There’s another creature on the square, and it has six legs. Twice as pleasant: Two-headed diamondback reptile hatchlings with six legs in Massachusetts! The uncommon types of turtle was found for this present week by specialists from Tufts University and the New England Aquarium close to Boston.
“We’ve been looking for the last three years at least, and we’re going to keep looking”, Fredric Janzen, a herpetologist from Iowa State University. While it’s not unheard of for diamondback terrapins to hatch with four legs – they usually have eight – six is very unusual, to say the least.
We have never seen anything like this. They are certainly unique, said Dr. Ila France, the director of veterinary services at the New England Aquarium in Boston, Massachusetts.
Diamondback Terrapins are only found along the Atlantic coast. Due to coastal development and drainage of wetlands, their numbers have severely declined over the past 25 years. Their population is still in decline, which is why it’s so critical to understand the true state of their health.
We have so many questions, said Janzen. How does this happen? Is it just one of those weird things where an egg gets stuck in the wrong place and then they grow? I’m not sure we’ll ever know.

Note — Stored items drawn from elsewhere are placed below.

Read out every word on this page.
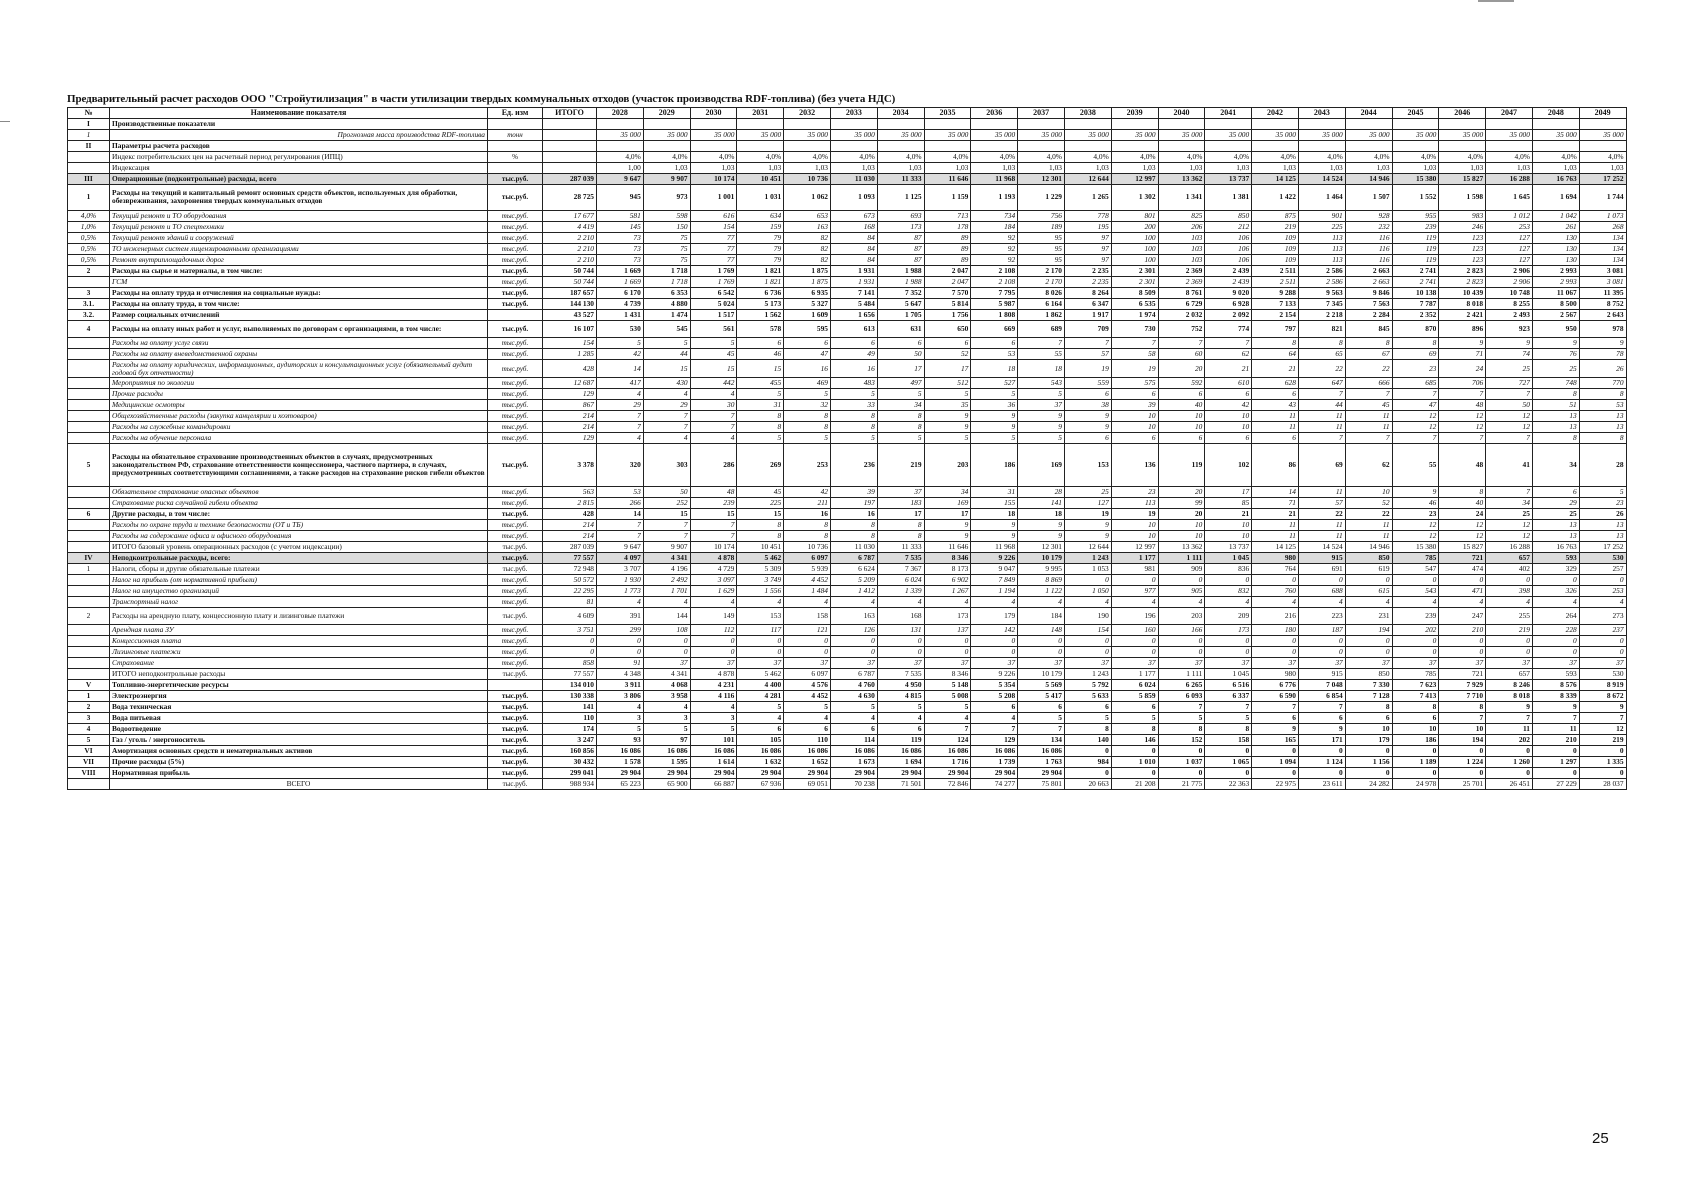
Предварительный расчет расходов ООО "Стройутилизация" в части утилизации твердых коммунальных отходов (участок производства RDF-топлива) (без учета НДС)
№	Наименование показателя	Ед. изм	ИТОГО	2028	2029	2030	2031	2032	2033	2034	2035	2036	2037	2038	2039	2040	2041	2042	2043	2044	2045	2046	2047	2048	2049
I	Производственные показатели																								
1	Прогнозная масса производства RDF-топлива	тонн		35 000	35 000	35 000	35 000	35 000	35 000	35 000	35 000	35 000	35 000	35 000	35 000	35 000	35 000	35 000	35 000	35 000	35 000	35 000	35 000	35 000	35 000
II	Параметры расчета расходов																								
	Индекс потребительских цен на расчетный период регулирования (ИПЦ)	%		4,0%	4,0%	4,0%	4,0%	4,0%	4,0%	4,0%	4,0%	4,0%	4,0%	4,0%	4,0%	4,0%	4,0%	4,0%	4,0%	4,0%	4,0%	4,0%	4,0%	4,0%	4,0%
	Индексация			1,00	1,03	1,03	1,03	1,03	1,03	1,03	1,03	1,03	1,03	1,03	1,03	1,03	1,03	1,03	1,03	1,03	1,03	1,03	1,03	1,03	1,03
III	Операционные (подконтрольные) расходы, всего	тыс.руб.	287 039	9 647	9 907	10 174	10 451	10 736	11 030	11 333	11 646	11 968	12 301	12 644	12 997	13 362	13 737	14 125	14 524	14 946	15 380	15 827	16 288	16 763	17 252
1	Расходы на текущий и капитальный ремонт основных средств объектов, используемых для обработки, обезвреживания, захоронения твердых коммунальных отходов	тыс.руб.	28 725	945	973	1 001	1 031	1 062	1 093	1 125	1 159	1 193	1 229	1 265	1 302	1 341	1 381	1 422	1 464	1 507	1 552	1 598	1 645	1 694	1 744
4,0%	Текущий ремонт и ТО оборудования	тыс.руб.	17 677	581	598	616	634	653	673	693	713	734	756	778	801	825	850	875	901	928	955	983	1 012	1 042	1 073
1,0%	Текущий ремонт и ТО спецтехники	тыс.руб.	4 419	145	150	154	159	163	168	173	178	184	189	195	200	206	212	219	225	232	239	246	253	261	268
0,5%	Текущий ремонт зданий и сооружений	тыс.руб.	2 210	73	75	77	79	82	84	87	89	92	95	97	100	103	106	109	113	116	119	123	127	130	134
0,5%	ТО инженерных систем лицензированными организациями	тыс.руб.	2 210	73	75	77	79	82	84	87	89	92	95	97	100	103	106	109	113	116	119	123	127	130	134
0,5%	Ремонт внутриплощадочных дорог	тыс.руб.	2 210	73	75	77	79	82	84	87	89	92	95	97	100	103	106	109	113	116	119	123	127	130	134
2	Расходы на сырье и материалы, в том числе:	тыс.руб.	50 744	1 669	1 718	1 769	1 821	1 875	1 931	1 988	2 047	2 108	2 170	2 235	2 301	2 369	2 439	2 511	2 586	2 663	2 741	2 823	2 906	2 993	3 081
	ГСМ	тыс.руб.	50 744	1 669	1 718	1 769	1 821	1 875	1 931	1 988	2 047	2 108	2 170	2 235	2 301	2 369	2 439	2 511	2 586	2 663	2 741	2 823	2 906	2 993	3 081
3	Расходы на оплату труда и отчисления на социальные нужды:	тыс.руб.	187 657	6 170	6 353	6 542	6 736	6 935	7 141	7 352	7 570	7 795	8 026	8 264	8 509	8 761	9 020	9 288	9 563	9 846	10 138	10 439	10 748	11 067	11 395
3.1.	Расходы на оплату труда, в том числе:	тыс.руб.	144 130	4 739	4 880	5 024	5 173	5 327	5 484	5 647	5 814	5 987	6 164	6 347	6 535	6 729	6 928	7 133	7 345	7 563	7 787	8 018	8 255	8 500	8 752
3.2.	Размер социальных отчислений		43 527	1 431	1 474	1 517	1 562	1 609	1 656	1 705	1 756	1 808	1 862	1 917	1 974	2 032	2 092	2 154	2 218	2 284	2 352	2 421	2 493	2 567	2 643
4	Расходы на оплату иных работ и услуг, выполняемых по договорам с организациями, в том числе:	тыс.руб.	16 107	530	545	561	578	595	613	631	650	669	689	709	730	752	774	797	821	845	870	896	923	950	978
	Расходы на оплату услуг связи	тыс.руб.	154	5	5	5	6	6	6	6	6	6	7	7	7	7	7	8	8	8	8	9	9	9	9
	Расходы на оплату вневедомственной охраны	тыс.руб.	1 285	42	44	45	46	47	49	50	52	53	55	57	58	60	62	64	65	67	69	71	74	76	78
	Расходы на оплату юридических, информационных, аудиторских и консультационных услуг (обязательный аудит годовой бух отчетности)	тыс.руб.	428	14	15	15	15	16	16	17	17	18	18	19	19	20	21	21	22	22	23	24	25	25	26
	Мероприятия по экологии	тыс.руб.	12 687	417	430	442	455	469	483	497	512	527	543	559	575	592	610	628	647	666	685	706	727	748	770
	Прочие расходы	тыс.руб.	129	4	4	4	5	5	5	5	5	5	5	6	6	6	6	6	7	7	7	7	7	8	8
	Медицинские осмотры	тыс.руб.	867	29	29	30	31	32	33	34	35	36	37	38	39	40	42	43	44	45	47	48	50	51	53
	Общехозяйственные расходы (закупка канцелярии и хозтоваров)	тыс.руб.	214	7	7	7	8	8	8	8	9	9	9	9	10	10	10	11	11	11	12	12	12	13	13
	Расходы на служебные командировки	тыс.руб.	214	7	7	7	8	8	8	8	9	9	9	9	10	10	10	11	11	11	12	12	12	13	13
	Расходы на обучение персонала	тыс.руб.	129	4	4	4	5	5	5	5	5	5	5	6	6	6	6	6	7	7	7	7	7	8	8
5	Расходы на обязательное страхование производственных объектов в случаях, предусмотренных законодательством РФ, страхование ответственности концессионера, частного партнера, в случаях, предусмотренных соответствующими соглашениями, а также расходов на страхование рисков гибели объектов	тыс.руб.	3 378	320	303	286	269	253	236	219	203	186	169	153	136	119	102	86	69	62	55	48	41	34	28
	Обязательное страхование опасных объектов	тыс.руб.	563	53	50	48	45	42	39	37	34	31	28	25	23	20	17	14	11	10	9	8	7	6	5
	Страхование риска случайной гибели объекта	тыс.руб.	2 815	266	252	239	225	211	197	183	169	155	141	127	113	99	85	71	57	52	46	40	34	29	23
6	Другие расходы, в том числе:	тыс.руб.	428	14	15	15	15	16	16	17	17	18	18	19	19	20	21	21	22	22	23	24	25	25	26
	Расходы по охране труда и технике безопасности (ОТ и ТБ)	тыс.руб.	214	7	7	7	8	8	8	8	9	9	9	9	10	10	10	11	11	11	12	12	12	13	13
	Расходы на содержание офиса и офисного оборудования	тыс.руб.	214	7	7	7	8	8	8	8	9	9	9	9	10	10	10	11	11	11	12	12	12	13	13
	ИТОГО базовый уровень операционных расходов (с учетом индексации)	тыс.руб.	287 039	9 647	9 907	10 174	10 451	10 736	11 030	11 333	11 646	11 968	12 301	12 644	12 997	13 362	13 737	14 125	14 524	14 946	15 380	15 827	16 288	16 763	17 252
IV	Неподконтрольные расходы, всего:	тыс.руб.	77 557	4 097	4 341	4 878	5 462	6 097	6 787	7 535	8 346	9 226	10 179	1 243	1 177	1 111	1 045	980	915	850	785	721	657	593	530
1	Налоги, сборы и другие обязательные платежи	тыс.руб.	72 948	3 707	4 196	4 729	5 309	5 939	6 624	7 367	8 173	9 047	9 995	1 053	981	909	836	764	691	619	547	474	402	329	257
	Налог на прибыль (от нормативной прибыли)	тыс.руб.	50 572	1 930	2 492	3 097	3 749	4 452	5 209	6 024	6 902	7 849	8 869	0	0	0	0	0	0	0	0	0	0	0	0
	Налог на имущество организаций	тыс.руб.	22 295	1 773	1 701	1 629	1 556	1 484	1 412	1 339	1 267	1 194	1 122	1 050	977	905	832	760	688	615	543	471	398	326	253
	Транспортный налог	тыс.руб.	81	4	4	4	4	4	4	4	4	4	4	4	4	4	4	4	4	4	4	4	4	4	4
2	Расходы на арендную плату, концессионную плату и лизинговые платежи	тыс.руб.	4 609	391	144	149	153	158	163	168	173	179	184	190	196	203	209	216	223	231	239	247	255	264	273
	Арендная плата ЗУ	тыс.руб.	3 751	299	108	112	117	121	126	131	137	142	148	154	160	166	173	180	187	194	202	210	219	228	237
	Концессионная плата	тыс.руб.	0	0	0	0	0	0	0	0	0	0	0	0	0	0	0	0	0	0	0	0	0	0	0
	Лизинговые платежи	тыс.руб.	0	0	0	0	0	0	0	0	0	0	0	0	0	0	0	0	0	0	0	0	0	0	0
	Страхование	тыс.руб.	858	91	37	37	37	37	37	37	37	37	37	37	37	37	37	37	37	37	37	37	37	37	37
	ИТОГО неподконтрольные расходы	тыс.руб.	77 557	4 348	4 341	4 878	5 462	6 097	6 787	7 535	8 346	9 226	10 179	1 243	1 177	1 111	1 045	980	915	850	785	721	657	593	530
V	Топливно-энергетические ресурсы		134 010	3 911	4 068	4 231	4 400	4 576	4 760	4 950	5 148	5 354	5 569	5 792	6 024	6 265	6 516	6 776	7 048	7 330	7 623	7 929	8 246	8 576	8 919
1	Электроэнергия	тыс.руб.	130 338	3 806	3 958	4 116	4 281	4 452	4 630	4 815	5 008	5 208	5 417	5 633	5 859	6 093	6 337	6 590	6 854	7 128	7 413	7 710	8 018	8 339	8 672
2	Вода техническая	тыс.руб.	141	4	4	4	5	5	5	5	5	6	6	6	6	7	7	7	7	8	8	8	9	9	9
3	Вода питьевая	тыс.руб.	110	3	3	3	4	4	4	4	4	4	5	5	5	5	5	6	6	6	6	7	7	7	7
4	Водоотведение	тыс.руб.	174	5	5	5	6	6	6	6	7	7	7	8	8	8	8	9	9	10	10	10	11	11	12
5	Газ / уголь / энергоноситель	тыс.руб.	3 247	93	97	101	105	110	114	119	124	129	134	140	146	152	158	165	171	179	186	194	202	210	219
VI	Амортизация основных средств и нематериальных активов	тыс.руб.	160 856	16 086	16 086	16 086	16 086	16 086	16 086	16 086	16 086	16 086	16 086	0	0	0	0	0	0	0	0	0	0	0	0
VII	Прочие расходы (5%)	тыс.руб.	30 432	1 578	1 595	1 614	1 632	1 652	1 673	1 694	1 716	1 739	1 763	984	1 010	1 037	1 065	1 094	1 124	1 156	1 189	1 224	1 260	1 297	1 335
VIII	Нормативная прибыль	тыс.руб.	299 041	29 904	29 904	29 904	29 904	29 904	29 904	29 904	29 904	29 904	29 904	0	0	0	0	0	0	0	0	0	0	0	0
	ВСЕГО	тыс.руб.	988 934	65 223	65 900	66 887	67 936	69 051	70 238	71 501	72 846	74 277	75 801	20 663	21 208	21 775	22 363	22 975	23 611	24 282	24 978	25 701	26 451	27 229	28 037
25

It’s probably a one-in-a million chance, said Dr. France. I don’t think we’re going to see this again in my lifetime.
The rare discovery was published in The Journal of Experimental Biology’s October issue.
Short-lived hexapod female embryos are not unprecedented among vertebrates; for example, branched (six-limbed) patterning has been reported for limb buds of mice and chickens. However, the formation of hexapod male embryos has never been observed in vertebrates; this is an extremely rare example of a naturally occurring birth defect associated with sexual dimorphism.
Evidence indicates that the abnormal phenotype results from failure of apoptosis-mediated programmed cell death during limb development.
We propose that double-bonded limbs might result from the deletion of cells in the fourth and fifth positions on each side of the limb bud, causing branched limbs to adopt a hexapod configuration.
Thus, our results suggest that there are common developmental mechanisms operative in the development of hexapoda across phylogenetically distant taxa.